Effect of Seaweed-Derived Fucoidans from Undaria pinnatifida and Fucus vesiculosus on Coagulant, Proteolytic, and Phospholipase A2 Activities of Snake Bothrops jararaca, B. jararacussu, and B. neuwiedi Venom.

Abstract

Snakebite envenomation (SBE) causes diverse toxic effects in humans, including disability and death. Current antivenom therapies effectively prevent death but fail to block local tissue damage, leading to an increase in the severity of envenomation; thus, seeking alternative treatments is crucial. This study analyzed the potential of two fucoidan sulfated polysaccharides extracted from brown seaweeds Fucus vesiculosus (FVF) and Undaria pinnatifida (UPF) against the fibrinogen or plasma coagulation, proteolytic, and phospholipase A2 (PLA2) activities of Bothrops jararaca, B. jararacussu, and B. neuwiedi venom. The toxicity of FVF and UPF was assessed by the hemocompatibility test. FVF and UPF did not lyse human red blood cells. FVF and UPF inhibited the proteolytic activity of Bothrops jararaca, B. jararacussu, and B. neuwiedi venom by approximately 25%, 50%, and 75%, respectively, while all venoms led to a 20% inhibition of PLA2 activity.

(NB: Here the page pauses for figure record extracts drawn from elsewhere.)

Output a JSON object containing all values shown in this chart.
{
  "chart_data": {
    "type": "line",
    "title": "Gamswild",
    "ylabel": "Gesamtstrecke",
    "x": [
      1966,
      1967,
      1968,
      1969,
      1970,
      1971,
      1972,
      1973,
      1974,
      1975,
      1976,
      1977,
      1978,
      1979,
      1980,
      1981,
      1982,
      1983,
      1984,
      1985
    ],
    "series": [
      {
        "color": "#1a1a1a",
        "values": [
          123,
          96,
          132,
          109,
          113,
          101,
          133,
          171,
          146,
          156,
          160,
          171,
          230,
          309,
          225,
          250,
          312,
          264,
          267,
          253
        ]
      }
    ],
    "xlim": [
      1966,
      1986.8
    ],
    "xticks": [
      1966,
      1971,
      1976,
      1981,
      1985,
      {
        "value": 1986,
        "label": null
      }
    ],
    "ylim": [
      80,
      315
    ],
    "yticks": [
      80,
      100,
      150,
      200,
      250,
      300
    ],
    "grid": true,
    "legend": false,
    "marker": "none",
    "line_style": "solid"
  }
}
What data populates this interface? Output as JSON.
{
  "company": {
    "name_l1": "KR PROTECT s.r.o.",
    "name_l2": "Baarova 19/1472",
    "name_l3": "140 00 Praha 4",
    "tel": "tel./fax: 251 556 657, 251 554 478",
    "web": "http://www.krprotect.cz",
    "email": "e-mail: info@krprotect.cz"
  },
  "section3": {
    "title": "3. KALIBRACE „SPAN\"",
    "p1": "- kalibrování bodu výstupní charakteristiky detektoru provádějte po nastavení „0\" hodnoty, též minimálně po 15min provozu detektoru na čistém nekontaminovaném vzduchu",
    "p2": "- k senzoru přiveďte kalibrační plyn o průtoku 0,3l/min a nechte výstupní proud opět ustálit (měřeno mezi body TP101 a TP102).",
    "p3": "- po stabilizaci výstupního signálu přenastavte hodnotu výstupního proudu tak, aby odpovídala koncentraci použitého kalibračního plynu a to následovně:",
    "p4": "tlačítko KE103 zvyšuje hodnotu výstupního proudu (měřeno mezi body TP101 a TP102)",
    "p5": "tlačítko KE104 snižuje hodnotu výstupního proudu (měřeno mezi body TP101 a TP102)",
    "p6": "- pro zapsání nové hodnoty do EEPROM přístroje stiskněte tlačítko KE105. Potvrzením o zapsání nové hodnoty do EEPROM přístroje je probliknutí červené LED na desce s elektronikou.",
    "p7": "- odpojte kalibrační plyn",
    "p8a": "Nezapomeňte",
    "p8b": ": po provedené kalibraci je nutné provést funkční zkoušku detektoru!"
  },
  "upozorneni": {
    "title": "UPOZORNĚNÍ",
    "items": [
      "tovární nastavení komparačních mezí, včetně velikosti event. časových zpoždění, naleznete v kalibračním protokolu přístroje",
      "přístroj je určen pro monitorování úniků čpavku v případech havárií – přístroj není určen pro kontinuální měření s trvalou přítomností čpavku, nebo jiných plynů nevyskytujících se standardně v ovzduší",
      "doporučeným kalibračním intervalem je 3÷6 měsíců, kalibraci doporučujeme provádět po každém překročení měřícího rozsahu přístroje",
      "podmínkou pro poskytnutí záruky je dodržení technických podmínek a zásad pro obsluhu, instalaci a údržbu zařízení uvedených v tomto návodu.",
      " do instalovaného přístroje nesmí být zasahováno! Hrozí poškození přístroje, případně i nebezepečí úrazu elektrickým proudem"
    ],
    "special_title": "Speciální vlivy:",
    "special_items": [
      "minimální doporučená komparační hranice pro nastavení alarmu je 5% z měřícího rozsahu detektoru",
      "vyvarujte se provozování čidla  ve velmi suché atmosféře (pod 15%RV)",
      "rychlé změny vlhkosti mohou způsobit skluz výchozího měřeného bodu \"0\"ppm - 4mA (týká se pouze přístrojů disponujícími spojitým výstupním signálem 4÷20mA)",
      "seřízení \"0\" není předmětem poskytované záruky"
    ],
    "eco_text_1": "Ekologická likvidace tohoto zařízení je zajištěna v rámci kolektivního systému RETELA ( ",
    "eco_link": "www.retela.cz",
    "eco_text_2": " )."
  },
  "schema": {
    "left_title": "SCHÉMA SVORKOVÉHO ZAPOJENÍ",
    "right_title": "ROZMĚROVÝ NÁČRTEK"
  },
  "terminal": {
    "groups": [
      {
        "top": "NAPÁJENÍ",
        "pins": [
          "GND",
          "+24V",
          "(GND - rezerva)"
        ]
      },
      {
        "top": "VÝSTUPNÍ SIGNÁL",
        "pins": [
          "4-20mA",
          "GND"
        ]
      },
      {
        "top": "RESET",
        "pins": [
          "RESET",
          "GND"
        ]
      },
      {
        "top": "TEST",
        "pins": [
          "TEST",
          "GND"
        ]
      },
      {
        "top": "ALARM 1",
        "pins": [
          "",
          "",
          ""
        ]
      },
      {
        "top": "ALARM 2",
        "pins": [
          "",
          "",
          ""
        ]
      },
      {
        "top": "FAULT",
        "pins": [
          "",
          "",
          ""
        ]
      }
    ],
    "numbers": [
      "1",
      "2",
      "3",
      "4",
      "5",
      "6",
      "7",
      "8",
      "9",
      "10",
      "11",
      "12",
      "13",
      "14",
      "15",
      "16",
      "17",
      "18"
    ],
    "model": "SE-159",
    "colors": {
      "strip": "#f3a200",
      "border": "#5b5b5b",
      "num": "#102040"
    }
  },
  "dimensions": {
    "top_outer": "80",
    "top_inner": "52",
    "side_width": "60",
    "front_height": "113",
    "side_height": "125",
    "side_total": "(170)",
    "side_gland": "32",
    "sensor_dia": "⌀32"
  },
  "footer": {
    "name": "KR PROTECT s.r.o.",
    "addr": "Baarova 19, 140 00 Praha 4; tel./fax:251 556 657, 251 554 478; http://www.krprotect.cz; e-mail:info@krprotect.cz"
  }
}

UPF and FVF delayed plasma coagulation caused by the venoms of B. jararaca and B. neuwiedi but did not affect the activity of B. jararacussu venom. FVF and UPF blocked the coagulation of fibrinogen induced by all these Bothropic venoms. FVF and UPF may be of importance as adjuvants for SBE caused by species of Bothrops, which are the most medically relevant snakebite incidents in South America, especially Brazil.